A Community Devoted to the Preservation and Practice of Celestial Navigation and Other Methods of Traditional Wayfinding
From: Frank Reed
Date: 2015 Nov 18, 20:42 -0800
When you do what Gary described, you'll discover a big simplification. Given the assumption that the true altitude is zero, the equation simplifies as follows:
0 = sin(Dec)·sin(Lat) + cos(Dec)·cos(Lat)·cos(t),
cos(t) = -tan(Dec)·tan(Lat),
where t is the time of starrise or starset measured from the time of the star's transit, and of course Dec and Lat are the declination and latitude. This assumes a few things: you can work out the time of transit separately, you're not worried about a minute or two here and there, and (related to that) you're willing to ignore refraction right at the horizon which slightly delays setting times and advances rising times. Since you can't see stars right near the horizon in almost all cases, these are reasonable assumptions.

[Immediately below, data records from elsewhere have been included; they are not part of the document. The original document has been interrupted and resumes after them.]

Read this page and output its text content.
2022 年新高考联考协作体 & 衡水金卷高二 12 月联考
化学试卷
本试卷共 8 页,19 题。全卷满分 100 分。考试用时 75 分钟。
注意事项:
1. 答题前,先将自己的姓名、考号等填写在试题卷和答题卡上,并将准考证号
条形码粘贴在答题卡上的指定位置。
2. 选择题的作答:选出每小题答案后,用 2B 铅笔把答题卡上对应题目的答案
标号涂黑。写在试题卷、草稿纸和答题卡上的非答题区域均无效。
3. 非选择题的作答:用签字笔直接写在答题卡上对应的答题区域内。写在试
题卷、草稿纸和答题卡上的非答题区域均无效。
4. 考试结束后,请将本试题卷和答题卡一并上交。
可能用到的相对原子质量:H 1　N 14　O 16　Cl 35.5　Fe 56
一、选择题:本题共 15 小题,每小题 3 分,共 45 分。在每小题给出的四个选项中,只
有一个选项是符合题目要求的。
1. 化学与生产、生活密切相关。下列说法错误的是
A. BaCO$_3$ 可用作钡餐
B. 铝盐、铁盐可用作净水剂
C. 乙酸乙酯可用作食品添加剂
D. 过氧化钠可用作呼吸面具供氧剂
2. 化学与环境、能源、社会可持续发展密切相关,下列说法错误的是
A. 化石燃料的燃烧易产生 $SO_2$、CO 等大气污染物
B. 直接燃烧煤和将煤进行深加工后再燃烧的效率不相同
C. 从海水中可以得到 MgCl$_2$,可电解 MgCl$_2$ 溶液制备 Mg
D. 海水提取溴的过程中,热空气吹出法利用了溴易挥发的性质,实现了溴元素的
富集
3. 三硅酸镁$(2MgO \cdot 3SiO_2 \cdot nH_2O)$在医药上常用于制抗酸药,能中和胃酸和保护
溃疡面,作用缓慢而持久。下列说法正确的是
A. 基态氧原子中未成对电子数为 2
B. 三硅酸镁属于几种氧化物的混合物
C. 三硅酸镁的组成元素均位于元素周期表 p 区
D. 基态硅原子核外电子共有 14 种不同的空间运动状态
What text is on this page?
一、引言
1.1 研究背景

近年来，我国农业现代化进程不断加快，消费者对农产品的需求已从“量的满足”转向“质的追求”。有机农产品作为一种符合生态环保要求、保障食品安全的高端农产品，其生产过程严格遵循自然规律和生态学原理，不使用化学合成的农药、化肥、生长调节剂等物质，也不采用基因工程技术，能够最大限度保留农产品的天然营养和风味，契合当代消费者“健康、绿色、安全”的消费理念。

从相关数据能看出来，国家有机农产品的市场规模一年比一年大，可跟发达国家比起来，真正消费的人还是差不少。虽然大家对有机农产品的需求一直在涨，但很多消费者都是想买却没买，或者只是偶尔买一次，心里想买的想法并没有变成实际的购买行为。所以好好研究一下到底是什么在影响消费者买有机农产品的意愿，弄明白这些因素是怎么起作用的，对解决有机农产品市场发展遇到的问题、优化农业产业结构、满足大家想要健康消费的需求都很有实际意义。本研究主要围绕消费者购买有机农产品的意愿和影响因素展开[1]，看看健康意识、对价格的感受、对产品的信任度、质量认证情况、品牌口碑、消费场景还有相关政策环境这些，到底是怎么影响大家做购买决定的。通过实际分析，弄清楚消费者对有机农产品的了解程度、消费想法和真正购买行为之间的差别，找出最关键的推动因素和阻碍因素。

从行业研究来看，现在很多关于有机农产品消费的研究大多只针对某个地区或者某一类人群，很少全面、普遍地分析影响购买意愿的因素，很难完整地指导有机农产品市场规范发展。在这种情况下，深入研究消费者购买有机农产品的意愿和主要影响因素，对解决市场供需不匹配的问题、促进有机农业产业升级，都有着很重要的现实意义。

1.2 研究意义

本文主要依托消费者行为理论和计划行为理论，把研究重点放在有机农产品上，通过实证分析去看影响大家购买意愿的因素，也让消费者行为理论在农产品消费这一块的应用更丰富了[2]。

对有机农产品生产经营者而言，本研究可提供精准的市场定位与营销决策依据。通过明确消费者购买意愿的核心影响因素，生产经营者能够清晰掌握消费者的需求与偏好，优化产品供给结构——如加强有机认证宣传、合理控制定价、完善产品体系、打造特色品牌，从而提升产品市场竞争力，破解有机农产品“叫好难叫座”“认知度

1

Here's a couple of examples:
I. Star's dec is 30° N, observer's latitude is 40° N. Mean time of star's transit is 10:30pm. By the calculation above, t is 119.0°. We divide that by 15 to get hours: 7.93h which is 7h 56m. Add to or subtract that from the transit time to get set and rise times: 6:26am and 2:34pm.
II. Star's dec is 35° S, latitude is 40° N. Star transits at 5 minutes past midnight: 00:05. By the calculation, t is 54.0°. Convert to hours and minutes: 3.6h or 3h 36m. Therefore the star sets at 03:41am, and it rises at 8:29pm.
Note that the times are nearly correct for any longitude so long as we recognize that this is LMT or Local Mean Time. In other words, if Capella rises at 10:30pm in Boston, it also rises at nearly 10:30pm in Seattle.